A Better Life ~ Discovering a New World
The moment one can stand naked before the mirror and look at his/her reflection and say, “I love you just the way the way you are,” one gains a new sense of freedom. It is as if one opened the door, left their cell, and walked into a beautiful world.
What If . . .
What if you dared to ask, ‘why not?” You’d quickly change the conversation. Some will take offense that you dared challenge the status quo. Others will stop and think and begin to look for solutions. When I was young our Sunday meal was always macaroni and meatballs with chunks of pepperoni cooked in the sauce. It smelled wonderful as it cooked all morning on the stove top. I still recall the taste. No one thought of asking why not have something different That is, no one thought of asking why not have something else until my dad needed a triple by-pass and the doctor told him to change his diet. Why not is a good question to periodically ask.
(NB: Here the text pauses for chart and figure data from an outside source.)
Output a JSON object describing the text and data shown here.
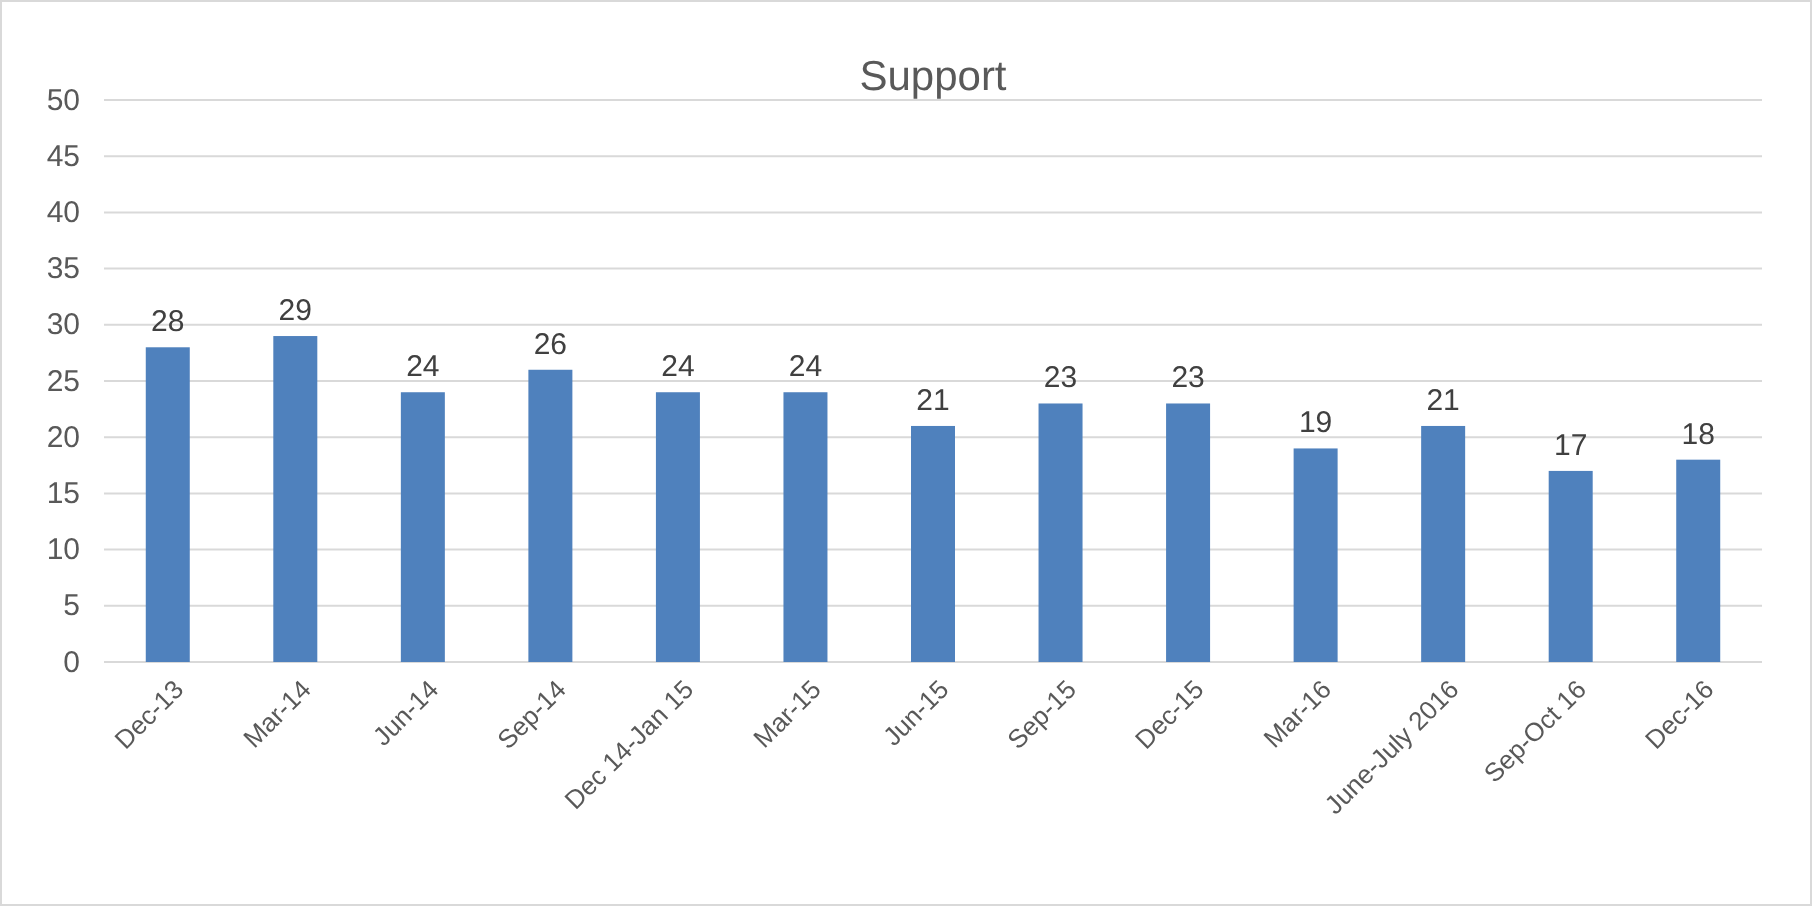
{
  "chart_data": {
    "type": "bar",
    "title": "Support",
    "categories": [
      "Dec-13",
      "Mar-14",
      "Jun-14",
      "Sep-14",
      "Dec 14-Jan 15",
      "Mar-15",
      "Jun-15",
      "Sep-15",
      "Dec-15",
      "Mar-16",
      "June-July 2016",
      "Sep-Oct 16",
      "Dec-16"
    ],
    "values": [
      28,
      29,
      24,
      26,
      24,
      24,
      21,
      23,
      23,
      19,
      21,
      17,
      18
    ],
    "color": "#4f81bd",
    "ylim": [
      0,
      50
    ],
    "yticks": [
      0,
      5,
      10,
      15,
      20,
      25,
      30,
      35,
      40,
      45,
      50
    ],
    "grid": "y",
    "data_labels": true
  }
}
It forces us to challenge our fixed way of thinking.
Today’s Smile
Joe: “I think I was hired because I’m a great motivator.”
Pete: “How so, Joe?”
Joe: “When I’m around everyone has to work twice as hard.”
Today’s Poem ~ Miracles
As to me, I know of nothing else but miracles,
Whether I walk the streets of Manhattan,
Or dart my sight over the roofs of houses toward the sky,
Or wade with naked feet along the beach, just in the edge of the water,
Or stand under trees in the woods,
Or talk by day with any one I love—or sleep in the bed at night with any one I love,
Or sit at table at dinner with my mother,
Or look at strangers opposite me riding in the car,
Or watch honey-bees busy around the hive, of a summer forenoon,
Or animals feeding in the fields,
Or birds—or the wonderfulness of insects in the air,
Or the wonderfulness of the sun-down—or of stars shining so quiet and bright,
Or the exquisite, delicate, thin curve of the new moon in spring;
Or whether I go among those I like best, and that like me best—mechanics, boatmen,
farmers,
Or among the savans—or to the soiree—or to the opera,
Or stand a long while looking at the movements of machinery,
Or behold children at their sports,
Or the admirable sight of the perfect old man, or the perfect old woman,
Or the sick in hospitals, or the dead carried to burial,
Or my own eyes and figure in the glass;
These, with the rest, one and all, are to me miracles,
The whole referring—yet each distinct, and in its place.
To me, every hour of the light and dark is a miracle,
Every cubic inch of space is a miracle,
Every square yard of the surface of the earth is spread with the same,
Every foot of the interior swarms with the same;
Every spear of grass—the frames, limbs, organs, of men and women, and all that
concerns
them,
All these to me are unspeakably perfect miracles.
To me the sea is a continual miracle;
The fishes that swim—the rocks—the motion of the waves—the ships, with men
in
them,
What stranger miracles are there?
Something to Think About
A cold front raced through south Texas yesterday plunging the temperatures nearly 30 degrees. The morning chill let my neighbors and me know winter is not going to skip us this year. It will be a short winter compared to northern areas (that’s good). It is a good reminder that things change. There’s not much we can do about many of life’s changes except to adapt, adjust, and learn to roll with it. When we fight things we can’t change, we waste our emotions and energy that could be better spent working on things we can change.